The Victory showing is located on the slopes east of Williams Creek, 2 kilometres south-southeast of Barkerville.
The showing lies within the Barkerville Terrane of the Omineca Belt. The Barkerville Terrane is in thrust contact with Triassic Quesnel Terrane rocks to the west and Hadrynian to Lower Paleozoic Cariboo Terrane rocks to the east. The Barkerville Terrane in this region is underlain by the dominantly metasedimentary rocks of the Hadrynian to Lower Paleozoic Snowshoe Group. In this area the Snowshoe Group comprises limestone, phyllite and quartzite. These rocks have been regionally metamorphosed to greenschist facies.
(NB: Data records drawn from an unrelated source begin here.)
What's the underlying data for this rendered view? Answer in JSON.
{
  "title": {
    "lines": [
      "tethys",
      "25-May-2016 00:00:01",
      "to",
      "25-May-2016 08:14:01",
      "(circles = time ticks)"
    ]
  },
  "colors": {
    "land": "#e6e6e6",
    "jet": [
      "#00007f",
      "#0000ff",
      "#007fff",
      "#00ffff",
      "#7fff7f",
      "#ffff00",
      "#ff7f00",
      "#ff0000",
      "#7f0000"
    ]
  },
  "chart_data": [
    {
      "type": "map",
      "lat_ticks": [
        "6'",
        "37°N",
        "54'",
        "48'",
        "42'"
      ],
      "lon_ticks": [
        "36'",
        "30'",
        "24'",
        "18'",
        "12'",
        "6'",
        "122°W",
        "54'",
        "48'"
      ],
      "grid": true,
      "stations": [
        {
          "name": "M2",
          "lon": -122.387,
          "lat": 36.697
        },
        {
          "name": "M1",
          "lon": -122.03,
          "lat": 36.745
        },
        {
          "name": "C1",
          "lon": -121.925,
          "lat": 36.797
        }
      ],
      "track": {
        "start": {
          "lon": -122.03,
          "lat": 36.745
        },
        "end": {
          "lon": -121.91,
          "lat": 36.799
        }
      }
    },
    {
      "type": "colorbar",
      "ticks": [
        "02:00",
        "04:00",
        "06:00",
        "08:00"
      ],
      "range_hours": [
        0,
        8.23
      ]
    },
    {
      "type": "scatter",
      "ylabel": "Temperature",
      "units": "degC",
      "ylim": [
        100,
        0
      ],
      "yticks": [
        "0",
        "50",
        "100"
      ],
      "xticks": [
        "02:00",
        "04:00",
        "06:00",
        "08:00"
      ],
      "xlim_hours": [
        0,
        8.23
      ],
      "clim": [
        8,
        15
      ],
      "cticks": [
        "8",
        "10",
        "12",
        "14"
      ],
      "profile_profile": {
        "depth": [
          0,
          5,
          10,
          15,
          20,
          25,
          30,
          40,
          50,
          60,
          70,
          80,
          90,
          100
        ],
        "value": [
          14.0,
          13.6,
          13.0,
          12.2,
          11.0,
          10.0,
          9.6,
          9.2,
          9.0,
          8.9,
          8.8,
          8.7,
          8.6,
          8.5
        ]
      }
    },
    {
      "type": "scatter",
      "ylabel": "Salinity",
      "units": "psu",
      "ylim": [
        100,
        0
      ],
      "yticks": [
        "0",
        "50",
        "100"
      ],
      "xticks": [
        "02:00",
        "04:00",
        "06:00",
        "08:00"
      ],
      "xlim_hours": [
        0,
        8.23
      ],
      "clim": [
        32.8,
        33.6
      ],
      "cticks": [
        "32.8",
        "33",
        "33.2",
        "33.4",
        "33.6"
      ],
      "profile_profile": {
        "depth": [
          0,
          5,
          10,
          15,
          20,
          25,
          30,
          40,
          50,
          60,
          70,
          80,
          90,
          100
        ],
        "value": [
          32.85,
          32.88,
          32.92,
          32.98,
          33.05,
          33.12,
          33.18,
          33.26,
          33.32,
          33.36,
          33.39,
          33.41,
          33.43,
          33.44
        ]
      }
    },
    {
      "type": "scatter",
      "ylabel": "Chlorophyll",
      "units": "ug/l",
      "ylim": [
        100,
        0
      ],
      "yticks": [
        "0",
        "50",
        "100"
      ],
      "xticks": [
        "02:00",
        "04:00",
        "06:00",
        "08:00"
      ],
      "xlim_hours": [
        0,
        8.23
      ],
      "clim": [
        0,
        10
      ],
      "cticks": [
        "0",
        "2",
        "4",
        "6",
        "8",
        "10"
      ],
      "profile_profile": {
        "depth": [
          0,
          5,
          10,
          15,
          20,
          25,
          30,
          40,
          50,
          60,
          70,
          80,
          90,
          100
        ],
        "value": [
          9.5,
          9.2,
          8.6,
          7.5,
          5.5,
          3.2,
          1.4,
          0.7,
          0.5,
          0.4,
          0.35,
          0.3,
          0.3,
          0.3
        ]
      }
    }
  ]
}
The showing comprises several quartz veins cutting phyllites and quartzites of the Upper Proterozoic-Paleozoic Snowshoe Group. The veins were worked on the former Victory claim in the early 1900s. Two of these veins, both striking northeast and ranging from 15 to 20, and 25 to 38 centimetres wide respectively, are mineralized with arsenopyrite, pyrite and galena (Geological Survey of Canada Memoir 149, page 196, workings 1 and 2). The narrower of these two veins contains stringers up to 5 centimetres wide of massive arsenopyrite with pyrite and galena. In 1926, a sample of this heavily mineralized material yielded 338.74 grams per tonne gold and 75.43 grams per tonne silver, and another sample analyzed 464.23 grams per tonne gold and 115.54 grams per tonne silver (Geological Survey of Canada Memoir 149, page 205).